The "single news source" came up heavily in pg's recent writing on inequality et al. The cogent point he made, I think, was that the important part is not whether the source is authoritative or accurate but that it's universally experienced.

And I don't think we'll get that back. I think the best we can hope for is benevolent mix algorithms in Facebook, Google, etc that incorporate reliably sourced articles by people with different viewpoints than our own.

"the important part is not whether the source is authoritative or accurate but that it's universally experienced."

This is very well said. In Silicon Valley, for example, there has been only one major newspaper publisher for over 60 years.

My experience is that such a news source would quickly be denounced as irretrievably biased by both sides.
I think you are right. But maybe it can be made such that some segment of both sides of the population could buy into what it says. After all, contrary to the popular saying, there are not just two types of people.
Having lived in very conservative and very liberal areas of the US, the rhetoric is hilariously similar from both sides.

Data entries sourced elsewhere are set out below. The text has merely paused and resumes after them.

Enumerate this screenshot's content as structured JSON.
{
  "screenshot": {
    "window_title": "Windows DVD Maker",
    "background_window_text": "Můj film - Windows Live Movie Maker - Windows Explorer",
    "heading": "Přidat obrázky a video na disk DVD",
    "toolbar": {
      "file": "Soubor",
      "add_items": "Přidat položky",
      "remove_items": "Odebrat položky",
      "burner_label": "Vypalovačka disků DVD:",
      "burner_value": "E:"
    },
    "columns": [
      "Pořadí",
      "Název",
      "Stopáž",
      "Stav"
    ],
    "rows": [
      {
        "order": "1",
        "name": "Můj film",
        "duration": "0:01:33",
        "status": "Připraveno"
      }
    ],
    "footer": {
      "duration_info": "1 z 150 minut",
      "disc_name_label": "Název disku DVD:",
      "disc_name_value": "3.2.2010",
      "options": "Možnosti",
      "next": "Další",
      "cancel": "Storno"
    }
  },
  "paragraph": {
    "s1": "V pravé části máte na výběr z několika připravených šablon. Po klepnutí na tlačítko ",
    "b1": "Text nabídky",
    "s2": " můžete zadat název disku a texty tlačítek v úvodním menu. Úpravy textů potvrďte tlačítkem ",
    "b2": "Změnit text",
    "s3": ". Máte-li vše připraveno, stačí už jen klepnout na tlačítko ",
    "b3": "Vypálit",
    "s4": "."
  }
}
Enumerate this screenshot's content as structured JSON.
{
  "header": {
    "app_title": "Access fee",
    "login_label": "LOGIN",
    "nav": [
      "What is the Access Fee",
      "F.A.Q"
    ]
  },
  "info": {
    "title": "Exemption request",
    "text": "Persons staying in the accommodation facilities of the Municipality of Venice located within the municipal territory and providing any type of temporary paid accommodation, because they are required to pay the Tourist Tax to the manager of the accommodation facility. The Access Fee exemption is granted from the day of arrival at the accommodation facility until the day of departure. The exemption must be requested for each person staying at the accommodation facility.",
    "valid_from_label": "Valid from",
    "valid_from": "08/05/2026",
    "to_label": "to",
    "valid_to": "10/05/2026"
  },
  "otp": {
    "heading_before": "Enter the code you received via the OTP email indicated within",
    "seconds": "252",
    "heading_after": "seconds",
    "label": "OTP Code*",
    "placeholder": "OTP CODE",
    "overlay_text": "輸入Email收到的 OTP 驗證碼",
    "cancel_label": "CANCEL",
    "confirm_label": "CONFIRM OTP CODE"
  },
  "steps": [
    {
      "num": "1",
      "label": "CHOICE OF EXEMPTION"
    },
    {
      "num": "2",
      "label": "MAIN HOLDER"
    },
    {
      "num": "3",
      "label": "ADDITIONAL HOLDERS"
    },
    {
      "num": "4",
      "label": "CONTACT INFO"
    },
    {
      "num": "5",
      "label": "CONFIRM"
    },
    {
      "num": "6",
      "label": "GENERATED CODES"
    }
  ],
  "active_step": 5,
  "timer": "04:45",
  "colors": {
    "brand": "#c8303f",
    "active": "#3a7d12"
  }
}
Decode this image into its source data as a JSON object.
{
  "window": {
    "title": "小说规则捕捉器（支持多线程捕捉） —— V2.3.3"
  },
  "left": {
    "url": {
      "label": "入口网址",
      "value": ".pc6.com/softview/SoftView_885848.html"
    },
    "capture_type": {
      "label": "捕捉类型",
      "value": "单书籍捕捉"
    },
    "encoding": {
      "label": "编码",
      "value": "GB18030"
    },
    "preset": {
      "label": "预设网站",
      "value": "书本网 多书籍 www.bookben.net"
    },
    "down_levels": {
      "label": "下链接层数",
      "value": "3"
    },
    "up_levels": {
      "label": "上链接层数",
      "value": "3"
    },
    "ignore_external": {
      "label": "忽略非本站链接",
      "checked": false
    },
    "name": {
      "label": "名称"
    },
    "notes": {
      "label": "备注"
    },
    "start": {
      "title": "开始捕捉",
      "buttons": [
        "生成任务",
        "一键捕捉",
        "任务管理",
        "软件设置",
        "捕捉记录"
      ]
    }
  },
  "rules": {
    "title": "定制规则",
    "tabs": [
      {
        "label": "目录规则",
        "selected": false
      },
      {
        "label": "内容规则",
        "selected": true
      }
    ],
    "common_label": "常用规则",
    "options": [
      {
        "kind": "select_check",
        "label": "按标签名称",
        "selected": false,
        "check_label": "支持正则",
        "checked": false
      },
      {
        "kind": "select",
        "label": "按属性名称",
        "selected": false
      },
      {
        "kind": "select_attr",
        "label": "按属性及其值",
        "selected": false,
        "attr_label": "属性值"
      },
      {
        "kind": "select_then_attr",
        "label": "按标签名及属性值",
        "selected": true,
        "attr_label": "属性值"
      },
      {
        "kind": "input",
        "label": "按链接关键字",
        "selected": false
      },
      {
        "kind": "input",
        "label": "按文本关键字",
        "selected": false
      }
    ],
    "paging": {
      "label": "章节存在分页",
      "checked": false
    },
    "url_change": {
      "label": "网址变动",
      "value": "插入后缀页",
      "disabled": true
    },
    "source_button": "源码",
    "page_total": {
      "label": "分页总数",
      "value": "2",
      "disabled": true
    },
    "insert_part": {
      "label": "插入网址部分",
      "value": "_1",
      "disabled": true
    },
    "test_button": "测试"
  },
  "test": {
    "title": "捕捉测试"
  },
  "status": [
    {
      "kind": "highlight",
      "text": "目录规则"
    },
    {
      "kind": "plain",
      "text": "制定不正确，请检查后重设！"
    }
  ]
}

People in liberal areas talk about the south as if it were some backwards place, yet most have never even visited.

People in conservative areas think California is full of hippies, yet again, have never been there.

Guess what? People just disagree on politics! Always will. It doesn't mean one side is right and one is wrong.

Can somebody please start "Useful News"?

Tagline: "Useful News. We optimize for your outcomes, not your outrage."

Joke aside: "News for your benefit" would be something I'd actually buy.

Every article has an annotation listing the chance that the topic will affect you if you're [list of population groups]. Every cite is sourced, every paragraph optimized for how you can make use of this information. If there's nothing important to say, we'll leave the page blank.

God damn I want this.

Nearly ño one on the left ever accused Bush of purposely destroying the country. The accusation we a mix of incompetent mismanagement and cynical exploitation for profit.
Really, it comes down to what you mean by "America"; my understanding of the "[president] is destroying America" crowd is that they're commenting more on destroying America's "America-ness" than actually dismantling the nation.

Right now, on the right, you have people making claims that Obama is a closet authoritarian bent on dismantling the constitution, taking away our guns, and forcing your small town to not have a nativity scene afront their courthouse this year. Turning back the clock by a decade, those sorts of claims are not very far off from the claims of people (like a rather-younger me) on the left that Bush (or, perhaps, Cheney) were intentionally using the September 11th attacks as a tool for stripping us of our constitutional freedoms. Although obviously not a majority opinion; those sorts of views were definitely not uncommon during the Bush era.

That is true the left did not accuse Bush or purposely trying to destroy the country. But they did accuse that of Cheney and some others.